Incêndio no céu. Tudo em fogo, fogo frio. Tua alma, Marina, ficará retida nalguma alfândega astral. Eu, macaco-da-noite, continuarei ouvindo a música das exferas. Vou riscar a nata da Via-Láctea. Arrematar a moça que mata com seus ossos azuis e seus pentelhos de prata. . Mas há também o impossível, Marina. Impossível dar conta de pé na ponta de mais um maio (depraved May, Christ the Tyger) de tantos ventos, raios, eventos. Não há tempo, Marina. O céu vai desabar. A mata celeste cairá sobre a minha cabeça. . Impossível, doce e dura criança, saber de todos os lugares. Algures, entre mulheres e jaguares, espectros esperam, corpos caem, esquinas esquecem. E é assim mesmo, Marina. Incêndio no céu. Tudo em fogo, fogo frio. . Afago a luz do quartzo.
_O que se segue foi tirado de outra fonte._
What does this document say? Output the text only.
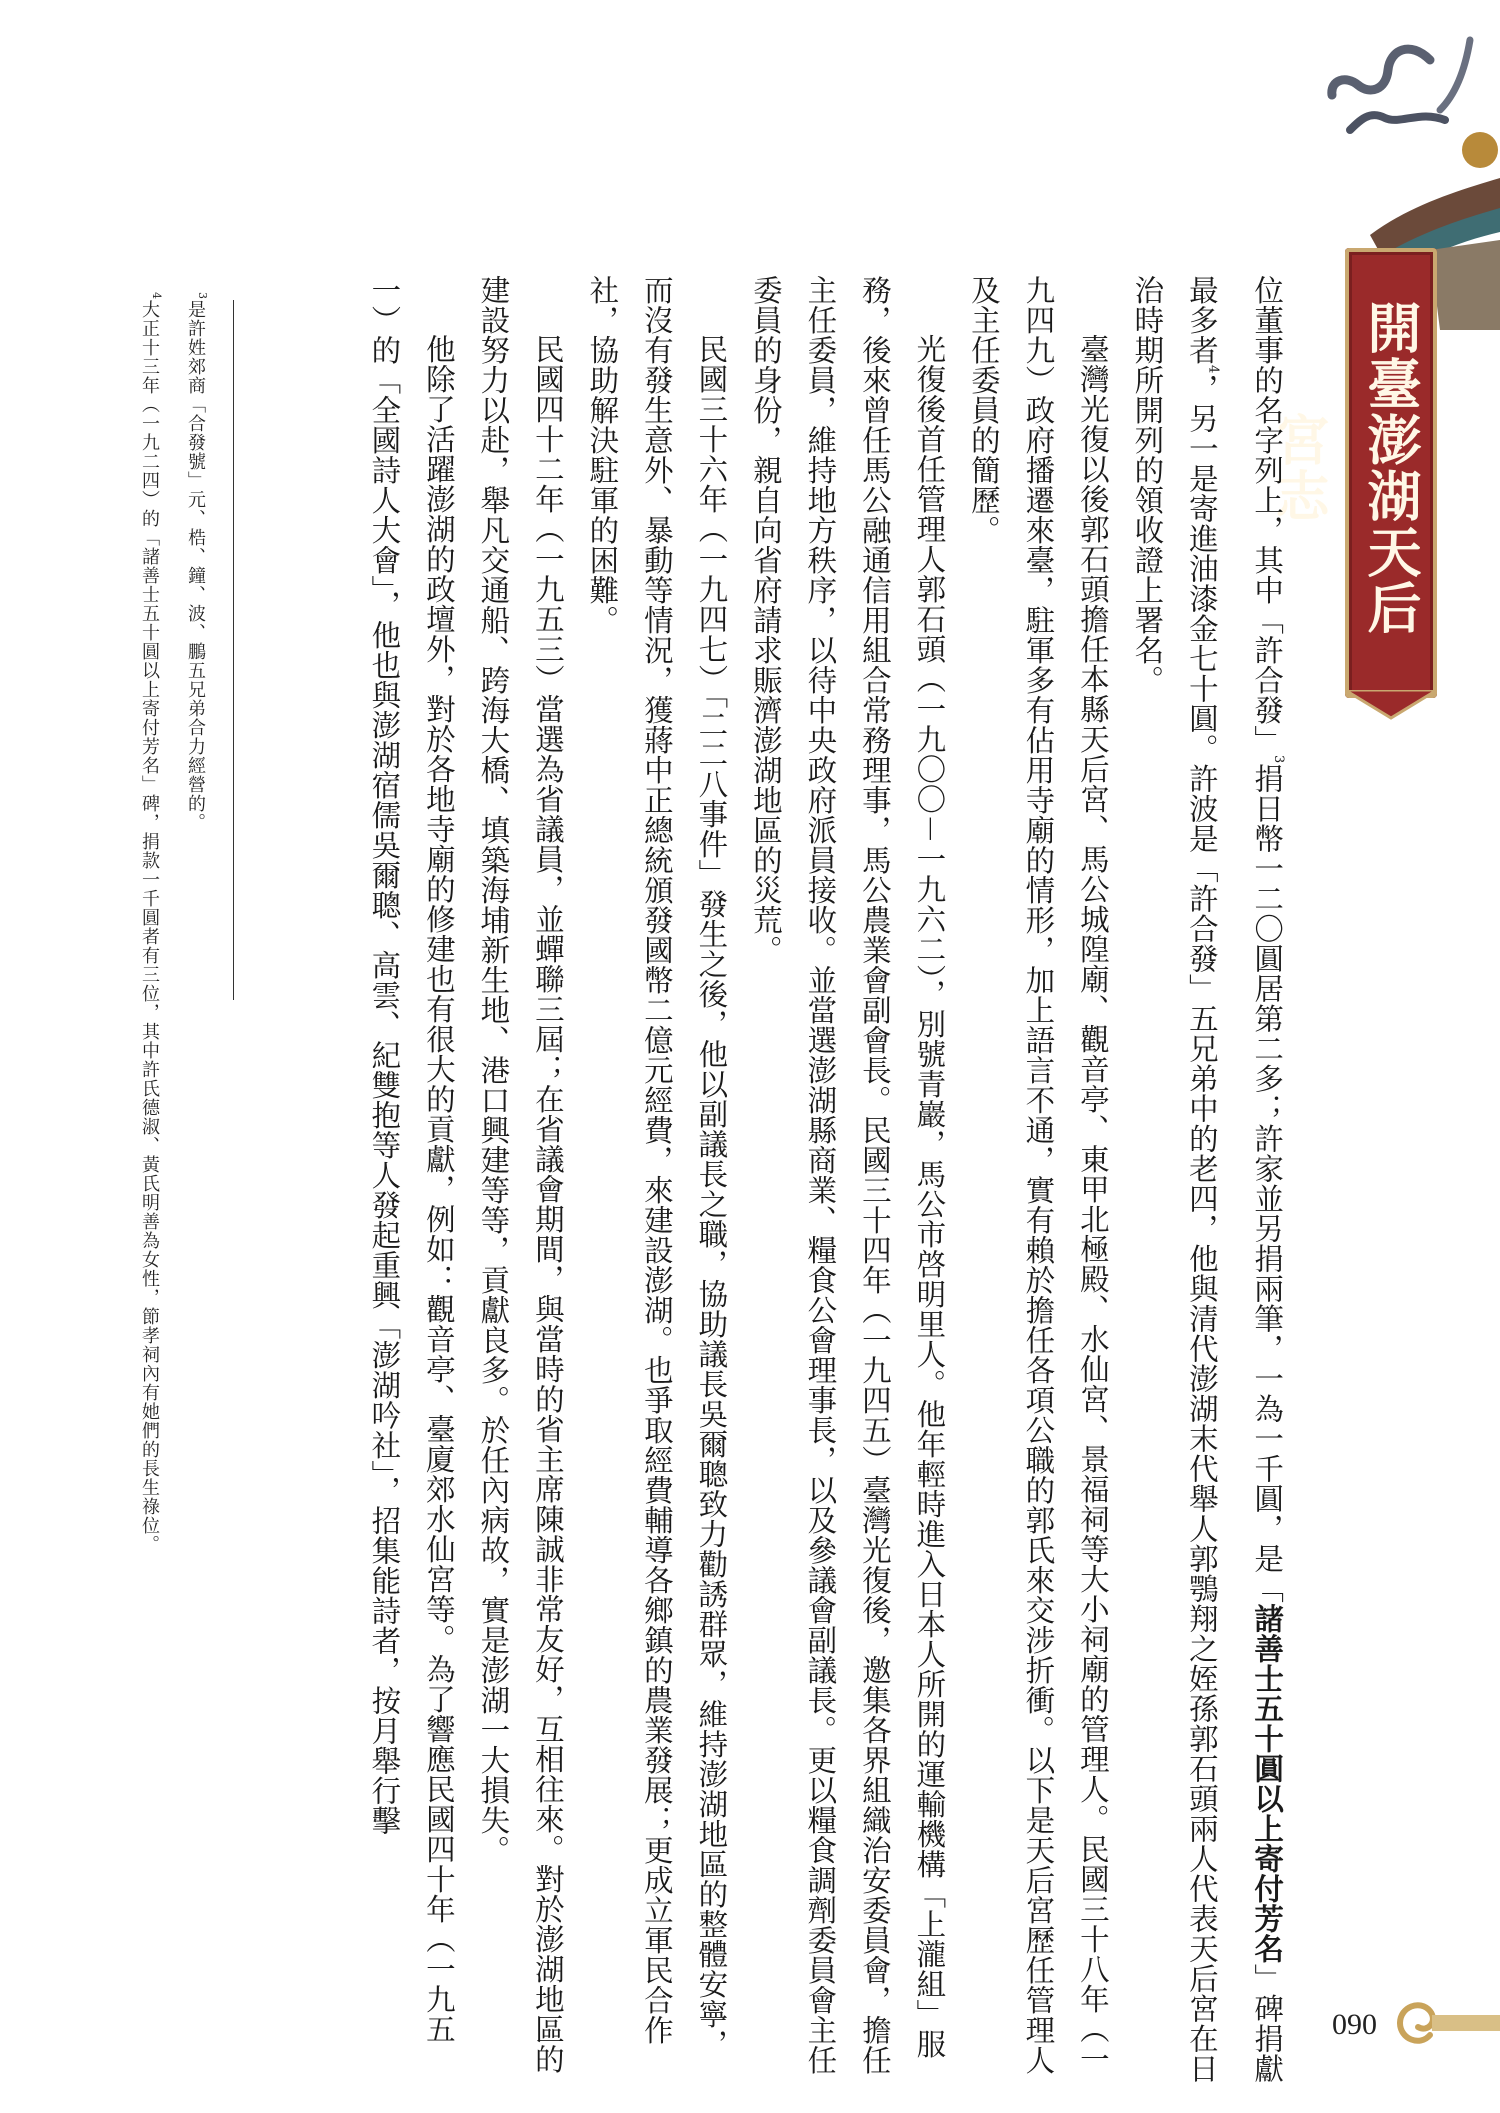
開臺澎湖天后宮志

位董事的名字列上，其中「許合發」$^3$捐日幣一二〇圓居第二多；許家並另捐兩筆，一為一千圓，是「諸善士五十圓以上寄付芳名」碑捐獻最多者$^4$，另一是寄進油漆金七十圓。許波是「許合發」五兄弟中的老四，他與清代澎湖末代舉人郭鶚翔之姪孫郭石頭兩人代表天后宮在日治時期所開列的領收證上署名。

臺灣光復以後郭石頭擔任本縣天后宮、馬公城隍廟、觀音亭、東甲北極殿、水仙宮、景福祠等大小祠廟的管理人。民國三十八年（一九四九）政府播遷來臺，駐軍多有佔用寺廟的情形，加上語言不通，實有賴於擔任各項公職的郭氏來交涉折衝。以下是天后宮歷任管理人及主任委員的簡歷。

光復後首任管理人郭石頭（一九〇〇－一九六二），別號青巖，馬公市啓明里人。他年輕時進入日本人所開的運輸機構「上瀧組」服務，後來曾任馬公融通信用組合常務理事，馬公農業會副會長。民國三十四年（一九四五）臺灣光復後，邀集各界組織治安委員會，擔任主任委員，維持地方秩序，以待中央政府派員接收。並當選澎湖縣商業、糧食公會理事長，以及參議會副議長。更以糧食調劑委員會主任委員的身份，親自向省府請求賑濟澎湖地區的災荒。

民國三十六年（一九四七）「二二八事件」發生之後，他以副議長之職，協助議長吳爾聰致力勸誘群眾，維持澎湖地區的整體安寧，而沒有發生意外、暴動等情況，獲蔣中正總統頒發國幣二億元經費，來建設澎湖。也爭取經費輔導各鄉鎮的農業發展；更成立軍民合作社，協助解決駐軍的困難。

民國四十二年（一九五三）當選為省議員，並蟬聯三屆；在省議會期間，與當時的省主席陳誠非常友好，互相往來。對於澎湖地區的建設努力以赴，舉凡交通船、跨海大橋、填築海埔新生地、港口興建等等，貢獻良多。於任內病故，實是澎湖一大損失。

他除了活躍澎湖的政壇外，對於各地寺廟的修建也有很大的貢獻，例如：觀音亭、臺廈郊水仙宮等。為了響應民國四十年（一九五一）的「全國詩人大會」，他也與澎湖宿儒吳爾聰、高雲、紀雙抱等人發起重興「澎湖吟社」，招集能詩者，按月舉行擊

$^3$是許姓郊商「合發號」元、梏、鐘、波、鵬五兄弟合力經營的。

$^4$大正十三年（一九二四）的「諸善士五十圓以上寄付芳名」碑，捐款一千圓者有三位，其中許氏德淑、黃氏明善為女性，節孝祠內有她們的長生祿位。

090
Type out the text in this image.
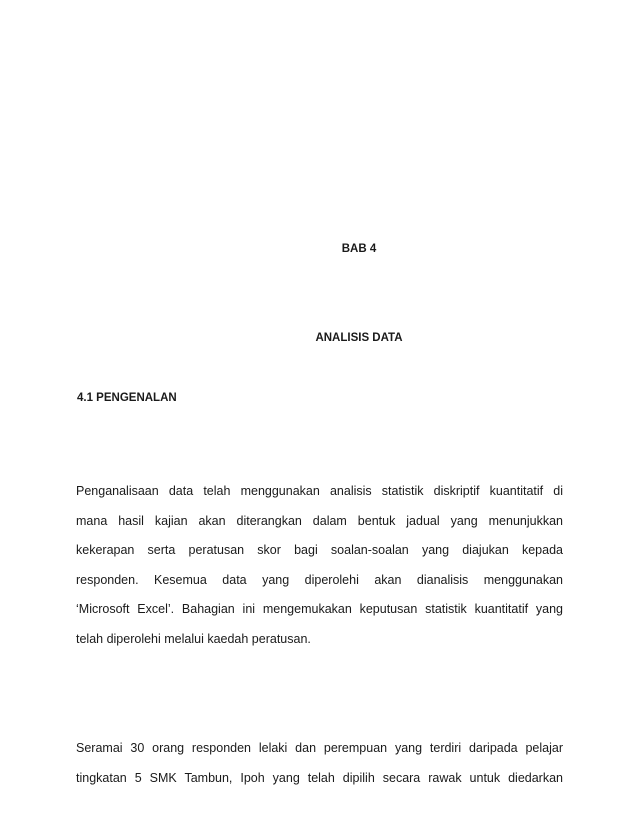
BAB 4

ANALISIS DATA

4.1 PENGENALAN

Penganalisaan data telah menggunakan analisis statistik diskriptif kuantitatif di
mana hasil kajian akan diterangkan dalam bentuk jadual yang menunjukkan
kekerapan serta peratusan skor bagi soalan-soalan yang diajukan kepada
responden. Kesemua data yang diperolehi akan dianalisis menggunakan
‘Microsoft Excel’. Bahagian ini mengemukakan keputusan statistik kuantitatif yang
telah diperolehi melalui kaedah peratusan.
Seramai 30 orang responden lelaki dan perempuan yang terdiri daripada pelajar
tingkatan 5 SMK Tambun, Ipoh yang telah dipilih secara rawak untuk diedarkan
Escureço.
* . amor que parte o claro riso em querer desmedido e recusa insana . amor que me toma como um carrossel de sóis e um girassol de lâmpadas . vê se me alumia me esclarece me doma . ** . ) sim não simnão nim são sins ( . eis que não me sei ser menos que seis toda e cada vez . ) sim não simnão nim são sins ( . *** . amor que vence os tigres vê se vence a mim . e me arrasa e me ilumina . para que eu saiba saber o sim
Cava o passado. Cava e escava, escravo. Cava o chão do passado. . Erra na terra deserta. Vela a vila desaparecida. Deita na aldeia abandonada. Chora na cidade fantasma. . Mas cava, escravo. Cava e escava o passado. Cava a esmo no ermo. Cava o mesmo no mesmo. . (O alucinado sempre repetindo o filme; o criminoso sempre no local do crime.) . Lavra, sulca, escarva. . E assim até chegar ao carvão mais vivo do ébrio coração escândalo que brilho ainda resta: . uma chama na montanha, outro fogo na floresta.